Lettre ouverte au Professeur Mamadou Koulibaly Camarade militant socialiste, Président de l’Assemblée Nationale de Côte d’Ivoire,

“Je suis fatigué de cette guerre, je n’en peux plus”, tels sont quelques-uns des propos que vous avez tenus récemment à la place Inch’Allah et que le quotidien Notre Voie a rapportés dans sa livraison du mardi 27 octobre 2009. Après la débauche d’énergie que vous avez dû faire pour effacer les mensonges de Dramane Ouattara, dans l’esprit de nos compatriotes malinké, d’Anyama à Korhogo, en passant par Abidjan, Agboville et autres régions de Côte d’Ivoire, l’on peut aisément comprendre que vous soyez effectivement fatigué.Et comme vous êtes désormais une vraie boussole, une vraie lumière pour toutes les jeunes générations de notre pays, il est bon qu’en pareils moments, vous preniez un break bien mérité afin de reprendre votre brillant esprit qui fait de vous le plus jeune agrégé des universités de l’histoire de notre pays !

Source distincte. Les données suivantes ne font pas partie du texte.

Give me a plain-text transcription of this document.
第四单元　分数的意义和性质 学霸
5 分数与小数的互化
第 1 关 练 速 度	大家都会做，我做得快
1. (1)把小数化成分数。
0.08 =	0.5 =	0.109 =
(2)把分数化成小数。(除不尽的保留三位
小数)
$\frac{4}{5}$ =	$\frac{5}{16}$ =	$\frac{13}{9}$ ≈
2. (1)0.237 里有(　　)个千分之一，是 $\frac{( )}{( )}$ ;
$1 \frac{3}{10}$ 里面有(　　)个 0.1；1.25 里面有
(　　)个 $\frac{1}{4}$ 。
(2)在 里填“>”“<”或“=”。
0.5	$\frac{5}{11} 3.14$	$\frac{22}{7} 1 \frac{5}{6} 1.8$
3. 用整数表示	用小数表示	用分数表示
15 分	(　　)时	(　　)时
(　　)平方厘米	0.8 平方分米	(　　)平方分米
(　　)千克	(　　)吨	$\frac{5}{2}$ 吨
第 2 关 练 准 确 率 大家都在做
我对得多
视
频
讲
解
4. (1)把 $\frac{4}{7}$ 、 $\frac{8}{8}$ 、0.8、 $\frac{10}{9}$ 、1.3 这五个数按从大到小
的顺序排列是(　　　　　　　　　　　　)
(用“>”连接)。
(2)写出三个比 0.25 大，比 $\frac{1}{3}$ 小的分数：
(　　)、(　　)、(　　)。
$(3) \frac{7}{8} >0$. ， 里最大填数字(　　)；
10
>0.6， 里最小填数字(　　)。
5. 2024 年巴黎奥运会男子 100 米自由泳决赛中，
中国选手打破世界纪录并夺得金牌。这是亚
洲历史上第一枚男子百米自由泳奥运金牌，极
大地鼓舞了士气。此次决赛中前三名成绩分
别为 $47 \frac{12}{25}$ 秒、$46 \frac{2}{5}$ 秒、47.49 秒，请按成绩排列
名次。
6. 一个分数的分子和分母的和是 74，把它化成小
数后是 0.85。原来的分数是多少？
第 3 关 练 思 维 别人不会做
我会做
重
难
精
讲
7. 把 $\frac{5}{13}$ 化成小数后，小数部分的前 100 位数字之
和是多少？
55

Et oui, Professeur Koulibaly, quand on est fatigué, on perd la concentration, on s’embrouille vite. Ainsi qu’il ressort de votre dernière sortie. Les journaux dits de l’opposition (?) ont cru voir en cette sortie votre démarcage du camp de la république. Mieux, ils estiment que vous vous êtes définitivement positionné sur la question identitaire ( ?) dans notre pays. Si les débats contradictoires et les opinions nuancées et différenciées nourrissent la vie démocratique, les faux débats et autres discussions artificiellement suscités, eux relèvent du populisme et sont nuisibles au jeu de la démocratie. En posant le problème des enrôlés non encore repérés dans les fichiers nationaux en termes de “peur des étrangers/acceptation des étrangers”, vous mordez à l’appât des ADO et autres populistes irresponsables dont la seule stratégie consiste à créer un complexe de l’identité chez l’Ivoirien : il ne doit jamais parler objectivement de son identité au risque d’être systématiquement traité de xénophobe.
La démocratie telle que la modernité l’a réinventée (démocratie représentative) est une création post-Etat-nation, post-Etat-territorial.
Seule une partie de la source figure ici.